|Object type||Trench Art|
|Physical description||Brass, Cupronickel, Solder|
|Date made||c 1917-18|
First World War, 1914-1918
Trench art paperknife marked 'Bapaume' : Sergeant T A H Breaden, 17 Battalion, AIF
Curve bladed paperknife with a handle made from a .303 cartridge case and the quillon from a pair of .303 rounds. The round at the end of the handle has been bisected to allow the blade to be affixed with solder. One side of the brass blade has been deeply engraved with a decorative border, with the word 'BAPAUME' engraved in a lighter manner in the centre of the blade.
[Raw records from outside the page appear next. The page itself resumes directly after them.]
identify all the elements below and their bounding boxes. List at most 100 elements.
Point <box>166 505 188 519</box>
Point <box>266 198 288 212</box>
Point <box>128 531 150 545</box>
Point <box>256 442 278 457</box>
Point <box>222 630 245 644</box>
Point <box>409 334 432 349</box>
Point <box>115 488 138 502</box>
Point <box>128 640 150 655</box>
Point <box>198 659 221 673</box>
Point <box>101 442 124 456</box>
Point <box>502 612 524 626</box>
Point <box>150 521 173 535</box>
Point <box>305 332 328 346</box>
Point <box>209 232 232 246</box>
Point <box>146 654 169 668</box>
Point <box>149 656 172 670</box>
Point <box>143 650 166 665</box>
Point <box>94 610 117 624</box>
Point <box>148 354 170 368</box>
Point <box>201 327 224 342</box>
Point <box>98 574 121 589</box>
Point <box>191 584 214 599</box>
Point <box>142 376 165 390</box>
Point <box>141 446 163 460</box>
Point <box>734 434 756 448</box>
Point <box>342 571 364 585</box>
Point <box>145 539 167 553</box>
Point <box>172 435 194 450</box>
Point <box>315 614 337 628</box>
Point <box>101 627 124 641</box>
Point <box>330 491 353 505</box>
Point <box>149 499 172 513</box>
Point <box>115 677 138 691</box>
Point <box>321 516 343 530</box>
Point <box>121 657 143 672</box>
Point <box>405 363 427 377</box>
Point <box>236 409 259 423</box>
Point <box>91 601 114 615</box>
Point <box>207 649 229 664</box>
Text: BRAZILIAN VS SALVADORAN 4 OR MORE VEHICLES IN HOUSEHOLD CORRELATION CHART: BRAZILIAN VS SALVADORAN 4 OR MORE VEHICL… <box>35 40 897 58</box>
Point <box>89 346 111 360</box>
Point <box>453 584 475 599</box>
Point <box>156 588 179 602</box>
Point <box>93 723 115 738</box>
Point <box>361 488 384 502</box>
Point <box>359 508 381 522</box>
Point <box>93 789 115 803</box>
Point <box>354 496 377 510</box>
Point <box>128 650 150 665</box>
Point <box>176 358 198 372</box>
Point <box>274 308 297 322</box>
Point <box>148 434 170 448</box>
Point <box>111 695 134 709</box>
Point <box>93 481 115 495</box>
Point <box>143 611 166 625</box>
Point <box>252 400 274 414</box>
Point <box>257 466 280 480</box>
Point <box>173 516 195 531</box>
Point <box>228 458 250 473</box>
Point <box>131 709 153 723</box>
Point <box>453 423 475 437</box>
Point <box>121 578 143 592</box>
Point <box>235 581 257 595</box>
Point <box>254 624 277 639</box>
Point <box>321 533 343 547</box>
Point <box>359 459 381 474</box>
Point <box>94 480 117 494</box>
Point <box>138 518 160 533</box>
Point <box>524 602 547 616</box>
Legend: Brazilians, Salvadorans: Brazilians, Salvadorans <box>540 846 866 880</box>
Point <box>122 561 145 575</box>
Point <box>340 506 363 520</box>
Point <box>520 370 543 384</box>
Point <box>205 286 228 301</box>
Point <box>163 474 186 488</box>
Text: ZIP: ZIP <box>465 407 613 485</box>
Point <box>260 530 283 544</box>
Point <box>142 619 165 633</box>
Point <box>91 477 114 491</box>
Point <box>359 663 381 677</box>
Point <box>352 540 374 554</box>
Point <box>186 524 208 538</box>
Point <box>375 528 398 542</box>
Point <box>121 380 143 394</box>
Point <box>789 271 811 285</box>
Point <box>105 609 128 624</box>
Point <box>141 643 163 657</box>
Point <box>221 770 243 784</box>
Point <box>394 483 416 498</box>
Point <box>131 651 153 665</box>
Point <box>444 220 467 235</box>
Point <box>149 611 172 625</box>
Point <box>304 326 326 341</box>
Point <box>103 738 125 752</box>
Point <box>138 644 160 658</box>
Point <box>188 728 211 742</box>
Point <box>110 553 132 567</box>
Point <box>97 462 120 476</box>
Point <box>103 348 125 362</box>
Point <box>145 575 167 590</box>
Related to the service of 2471 Sergeant Thomas Arthur Henry Breaden, 17 Battalion AIF. Breaden, born at Balmain and a clerk of Dulwich Hill, Sydney was 29 years old when he enlisted on 22 July 1915. After training, he embarked for overseas service from Sydney aboard HMT Themistocles on 5 October 1915. It is possible he saw service at Gallipoli. On the day he embarked from Alexandria for departure to France, in March 1916, Breaden was promoted to Lance Corporal; he joined his battalion in the line as part of A Company. He was promoted to corporal on 1 June 1916, before the battalion took part in its first major engagement at Pozieres in late July to early August, and to sergeant on 9 October. Shortly afterwards he suffered an unspecified illness necessitating a fortnight¿s stay in hospital. It appears that around this time, Breaden was made Orderly Room Sergeant for the battalion. From 14 June 1917 until the end of July, 17 Battalion was quartered at Bapaume, engaged in training and reconsolidation. It is likely Breaden acquired this paperknife during this period. After returning to the line, he was gassed on 3 October 1918 during the battalion's last action of the war, on the Beaurevoir Line. After medical treatment Breaden rejoined his battalion in France (and, for Christmas, Belgium) where he remained until the early months of 1919. On 18 January 1919 he was awarded the Meritorious Service Medal for his 'exceptionally high quality' staff work - his citation concludes 'it has been largely due to this NCO's capability, devotion to his work and consistent energy that it has been possible to render correct states and returns of a statistical nature to the higher formations'. Breaden returned to Australia aboard the troopship Nestor and was discharged on 3 September 1919. He was involved in the production of the 17 Battalion history (authored by Lieutenant-Colonel K W MacKenzie and published in 1946). The difference in engraving method between the border design on the knife and the engraving of the name 'Bapaume' suggests the knife was one of many items produced in a generic manner and personalised when required.